Согласятся ли со мной, что, перерабатывая такие новости, можно похудеть на четырнадцать фунтов? Я наверняка не потерял бы их, если бы не верил в выводы кридвисовских сборищ и был убежден, что эти господа болтают вздор. Но дело обстояло отнюдь не так. Я ни на секунду не скрывал от себя, что они с недюжинной чуткостью прислушиваются к пульсу времени и прорицают будущее по показаниям этого пульса. Только, повторяю, я был бы им бесконечно признателен и сбросил бы, возможно, не четырнадцать фунтов, а всего семь, если бы они сами чуть больше страшились своих умозаключений и противопоставляли бы им хоть какую-нибудь нравственную критику. Они могли бы сказать: «К несчастью, похоже, что события разворачиваются так-то и так-то. Следовательно, нужно вмешаться, предостеречь от надвигающегося, сделать все, что в твоих силах, чтобы его предотвратить». А они, напротив, говорили другое: «Это придет, это придет, а когда это настанет, мы не ударим лицом в грязь. Это интересно, даже прекрасно, просто потому, что это — грядущее, и познать его — уже достаточный подвиг и удовольствие. Не наше дело этому препятствовать». Так мысленно говорили эти ученые. Но насчет радости познания они лгали, они сочувствовали тому, что познавали и чего бы, наверно, вообще не познали без такого сочувствия, вот в чем была штука, и отсюда, от досады и треволнений, мое похудание.

И, однако же, все, что я говорю, неверно. Из-за одних только посещений по долгу совести кридвисовского кружка и требований, которые я, таким образом, добровольно к себе предъявлял, я не потерял бы ни четырнадцати фунтов, ни даже семи. Ни в коем случае не задели бы меня так за живое эти словопрения за круглым столом Кридвиса, не явись они холодно-интеллектуальным комментарием к одному горячему переживанию, связанному с искусством и дружбой, я хочу сказать: с рождением близкого мне опуса, близкого благодаря своему создателю, не безотносительно близкого, о нет, слишком многое отпугивало меня от него и отчуждало, — опуса, который с лихорадочной быстротой одиноко возникал в том сельском, до боли родном углу и с которым услышанное у Кридвиса находилось в своеобразном духовном соответствии.

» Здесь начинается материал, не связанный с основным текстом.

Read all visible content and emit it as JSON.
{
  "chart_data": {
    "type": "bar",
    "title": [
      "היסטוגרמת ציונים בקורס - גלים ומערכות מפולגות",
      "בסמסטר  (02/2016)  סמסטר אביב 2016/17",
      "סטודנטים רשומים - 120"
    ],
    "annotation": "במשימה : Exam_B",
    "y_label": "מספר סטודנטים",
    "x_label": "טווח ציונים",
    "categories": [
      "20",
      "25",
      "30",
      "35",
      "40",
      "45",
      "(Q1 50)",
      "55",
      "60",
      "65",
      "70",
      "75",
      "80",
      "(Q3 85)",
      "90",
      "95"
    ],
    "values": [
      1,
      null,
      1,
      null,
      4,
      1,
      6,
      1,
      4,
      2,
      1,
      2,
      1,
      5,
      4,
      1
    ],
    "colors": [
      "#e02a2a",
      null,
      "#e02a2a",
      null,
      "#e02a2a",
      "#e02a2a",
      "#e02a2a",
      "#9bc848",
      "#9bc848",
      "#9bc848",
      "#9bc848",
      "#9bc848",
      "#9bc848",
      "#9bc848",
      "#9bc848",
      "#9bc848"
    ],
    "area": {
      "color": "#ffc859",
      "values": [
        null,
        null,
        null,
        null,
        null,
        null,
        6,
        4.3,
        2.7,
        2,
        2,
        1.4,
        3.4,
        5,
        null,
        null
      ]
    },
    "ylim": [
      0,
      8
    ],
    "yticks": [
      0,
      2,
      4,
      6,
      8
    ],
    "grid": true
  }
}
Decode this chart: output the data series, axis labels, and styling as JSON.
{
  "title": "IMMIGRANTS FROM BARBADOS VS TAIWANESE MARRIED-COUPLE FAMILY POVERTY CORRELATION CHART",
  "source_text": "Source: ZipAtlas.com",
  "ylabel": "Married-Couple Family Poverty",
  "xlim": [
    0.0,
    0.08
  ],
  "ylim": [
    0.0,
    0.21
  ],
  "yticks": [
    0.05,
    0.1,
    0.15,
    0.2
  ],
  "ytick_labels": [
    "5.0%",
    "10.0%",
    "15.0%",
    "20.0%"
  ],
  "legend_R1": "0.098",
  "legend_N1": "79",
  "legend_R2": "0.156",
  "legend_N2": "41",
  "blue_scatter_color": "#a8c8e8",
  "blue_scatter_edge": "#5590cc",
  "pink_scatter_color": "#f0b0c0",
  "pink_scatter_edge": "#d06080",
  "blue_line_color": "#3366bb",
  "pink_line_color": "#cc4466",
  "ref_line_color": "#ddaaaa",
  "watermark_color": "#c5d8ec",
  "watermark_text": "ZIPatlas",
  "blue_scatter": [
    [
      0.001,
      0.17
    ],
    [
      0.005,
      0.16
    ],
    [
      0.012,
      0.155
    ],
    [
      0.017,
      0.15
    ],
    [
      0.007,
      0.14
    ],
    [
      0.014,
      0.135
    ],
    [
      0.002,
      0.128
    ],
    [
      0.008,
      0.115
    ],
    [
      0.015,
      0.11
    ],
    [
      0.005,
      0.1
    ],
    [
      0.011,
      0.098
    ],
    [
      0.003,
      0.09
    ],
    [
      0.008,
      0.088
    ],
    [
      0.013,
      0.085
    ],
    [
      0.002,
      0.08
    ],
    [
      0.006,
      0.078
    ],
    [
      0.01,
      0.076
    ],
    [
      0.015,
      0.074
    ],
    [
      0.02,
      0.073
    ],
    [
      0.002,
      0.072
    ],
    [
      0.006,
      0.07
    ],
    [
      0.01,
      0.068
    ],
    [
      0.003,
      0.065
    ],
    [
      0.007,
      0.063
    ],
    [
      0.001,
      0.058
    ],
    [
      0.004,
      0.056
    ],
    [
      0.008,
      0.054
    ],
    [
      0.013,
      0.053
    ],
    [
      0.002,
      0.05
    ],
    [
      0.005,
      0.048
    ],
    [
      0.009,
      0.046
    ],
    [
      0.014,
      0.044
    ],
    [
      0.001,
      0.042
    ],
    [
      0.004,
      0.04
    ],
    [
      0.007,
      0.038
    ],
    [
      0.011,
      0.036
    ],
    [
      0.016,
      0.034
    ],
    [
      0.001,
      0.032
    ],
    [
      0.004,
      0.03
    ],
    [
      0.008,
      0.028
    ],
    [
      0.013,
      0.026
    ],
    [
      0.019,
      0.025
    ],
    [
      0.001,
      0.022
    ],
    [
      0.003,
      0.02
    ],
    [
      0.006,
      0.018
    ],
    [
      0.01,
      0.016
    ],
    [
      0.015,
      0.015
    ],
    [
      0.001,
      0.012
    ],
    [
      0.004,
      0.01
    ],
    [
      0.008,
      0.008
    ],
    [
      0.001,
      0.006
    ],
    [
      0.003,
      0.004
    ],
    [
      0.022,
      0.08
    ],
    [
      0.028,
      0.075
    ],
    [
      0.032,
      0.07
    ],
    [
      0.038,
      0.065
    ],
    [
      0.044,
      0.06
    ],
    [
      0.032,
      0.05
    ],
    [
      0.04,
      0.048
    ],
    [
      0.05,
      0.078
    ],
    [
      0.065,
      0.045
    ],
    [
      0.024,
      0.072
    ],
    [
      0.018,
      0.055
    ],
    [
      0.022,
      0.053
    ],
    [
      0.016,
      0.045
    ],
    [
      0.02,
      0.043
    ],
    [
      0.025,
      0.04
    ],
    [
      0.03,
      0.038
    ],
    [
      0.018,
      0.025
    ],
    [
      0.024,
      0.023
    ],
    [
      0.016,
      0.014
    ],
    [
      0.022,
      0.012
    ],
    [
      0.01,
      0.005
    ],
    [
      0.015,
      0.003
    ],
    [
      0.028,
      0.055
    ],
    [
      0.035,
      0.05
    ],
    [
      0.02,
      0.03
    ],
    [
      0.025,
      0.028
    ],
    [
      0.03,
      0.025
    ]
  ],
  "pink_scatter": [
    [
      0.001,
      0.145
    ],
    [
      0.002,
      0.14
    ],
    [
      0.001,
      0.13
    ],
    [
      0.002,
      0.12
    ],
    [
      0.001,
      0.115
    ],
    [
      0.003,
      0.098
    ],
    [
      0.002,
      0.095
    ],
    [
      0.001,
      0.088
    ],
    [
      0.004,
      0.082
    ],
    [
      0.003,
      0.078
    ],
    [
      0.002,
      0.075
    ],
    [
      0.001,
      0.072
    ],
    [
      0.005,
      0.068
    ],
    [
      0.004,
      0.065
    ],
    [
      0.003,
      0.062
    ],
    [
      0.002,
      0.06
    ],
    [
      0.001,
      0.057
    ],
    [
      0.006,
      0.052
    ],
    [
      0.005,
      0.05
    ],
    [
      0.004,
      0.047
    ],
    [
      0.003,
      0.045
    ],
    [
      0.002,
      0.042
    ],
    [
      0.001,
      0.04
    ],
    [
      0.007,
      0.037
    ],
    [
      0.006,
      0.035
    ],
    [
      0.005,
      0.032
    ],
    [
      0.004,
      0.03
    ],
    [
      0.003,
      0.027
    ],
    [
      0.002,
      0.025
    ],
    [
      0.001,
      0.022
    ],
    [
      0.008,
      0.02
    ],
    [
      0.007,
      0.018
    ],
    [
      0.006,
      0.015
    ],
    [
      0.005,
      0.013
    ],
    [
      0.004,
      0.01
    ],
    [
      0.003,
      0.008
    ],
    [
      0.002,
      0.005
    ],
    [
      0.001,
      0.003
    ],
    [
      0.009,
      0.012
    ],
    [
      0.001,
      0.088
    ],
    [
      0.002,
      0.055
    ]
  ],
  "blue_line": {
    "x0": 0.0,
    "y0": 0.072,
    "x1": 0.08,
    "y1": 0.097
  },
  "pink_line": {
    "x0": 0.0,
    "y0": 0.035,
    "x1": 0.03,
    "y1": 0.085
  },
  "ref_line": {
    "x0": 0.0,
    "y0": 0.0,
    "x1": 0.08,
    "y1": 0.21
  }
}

Разве там, за круглым столом, не была поставлена на повестку дня критика традиций как результат разрушения насущных ценностей, считавшихся долгое время незыблемыми, разве там не было членораздельно сказано — не помню кем, Брейзахером? Унруэ? Гольцшуэром? — что эта критика непременно должна обернуться против прежних форм и жанров искусства, например против эстетического театра, существовавшего в буржуазном обиходе и подвизавшегося на поприще просвещения? И вот на моих глазах происходила смена драматической формы формой эпической, музыкальная драма превращалась в ораторию, оперная драма — в оперную кантату, причем пафосом, основой этой метаморфозы была концепция, весьма точно совпадавшая с неблагоприятными прогнозами моих собеседников на Марциусштрассе относительно положения индивидуума и всякого индивидуализма в нынешнем мире, то есть концепция, уже не интересующаяся психологией и настаивающая на объективном, на языке, который выразил бы абсолютное, связывающее и обязывающее, а следовательно, предпочел бы наложить на себя благочестивые вериги доклассических форм. Как часто, напряженно наблюдая за работой Адриана, вспоминал я о запечатлевшемся нам еще в юности, со слов разговорчивого заики, его учителя, противоречии между «гармонической субъективностью» и «полифонической объективностью». Путь вокруг шара, о котором шла речь в мучительно умных беседах у Кридвиса, путь, где регресс и прогресс, старое и новое, прошлое и будущее сливаются воедино, — он был здесь осуществлен исполненным новизны возвратом к далекому прошлому подлинного многоголосья, более далекому, чем уже гармоническое искусство Баха и Генделя.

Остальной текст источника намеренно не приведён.